Old Mrs. MacNamara died in 1966. I remember the year because they gave out these little cards at her funeral that had the date on them. I didn’t save the card, if that’s what you’re thinking. But I can still see it in my mind. In gray ink at the top it said 1966. Under that was a picture of her face. Some words underneath that. On the other side was a picture of a saint and some more words. It was like a catholic playing card.
I have a photographic memory but that doesn’t mean what you probably think it does. People think it means I can remember everything but it doesn’t. It just means my memories look like photographs. Movies, too, but not really. The movies are more like a flip book. You know, a lot of pictures that you flip through really fast. That’s kind of how my memories work. It’s not as good as it sounds. The photos and flip books fade over time. When I was an actor the way I remembered my lines was to study the script long enough that then I could just read it when on stage.

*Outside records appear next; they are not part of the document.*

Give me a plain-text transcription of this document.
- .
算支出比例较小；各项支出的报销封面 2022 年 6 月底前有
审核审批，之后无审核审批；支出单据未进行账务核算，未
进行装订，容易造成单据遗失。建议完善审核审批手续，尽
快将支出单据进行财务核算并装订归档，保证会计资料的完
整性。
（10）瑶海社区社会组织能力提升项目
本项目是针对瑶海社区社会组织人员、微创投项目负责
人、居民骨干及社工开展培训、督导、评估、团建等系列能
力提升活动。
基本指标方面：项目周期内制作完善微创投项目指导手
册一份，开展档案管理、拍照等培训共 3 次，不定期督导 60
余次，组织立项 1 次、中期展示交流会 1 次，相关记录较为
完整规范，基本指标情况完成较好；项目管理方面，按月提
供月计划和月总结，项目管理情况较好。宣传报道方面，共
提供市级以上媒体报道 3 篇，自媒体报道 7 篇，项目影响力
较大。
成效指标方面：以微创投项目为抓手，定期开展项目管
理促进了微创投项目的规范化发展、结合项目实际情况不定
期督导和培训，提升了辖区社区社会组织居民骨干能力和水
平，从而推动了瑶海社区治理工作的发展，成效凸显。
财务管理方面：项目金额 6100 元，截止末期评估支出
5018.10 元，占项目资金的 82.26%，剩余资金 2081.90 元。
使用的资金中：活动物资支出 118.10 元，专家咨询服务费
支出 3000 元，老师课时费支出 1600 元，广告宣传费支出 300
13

Old Mrs. Mac was my first funeral but I wasn’t sad. I barely knew her and I didn’t like her so I didn’t care that she was dead. I do not know what she died of. Nor care.
Like Marjorie and Thomas, Old Mrs. Mac was in a wheelchair. They were English and she was Irish but I wonder if both their family crests could have been wheelchairs? Her hands were permanently fixed all curled in on themselves as if she were squeezing a golf ball but she wasn’t. She held them up a few inches above the knitted blanket covering her lap and said the following sentence, “These are my sins!” She was speaking to anyone who was within listening distance.
I guess the funeral was somber. Everybody looked super serious and hardly talked. Most of the talk was whispering. It was boring as hell. At one point Ethel look at me while we were sitting in the pews. She smiled. I thought, what the fuck are you smiling about? Your mother is dead. Aren’t you supposed to be sad? I guess I wasn’t the only one.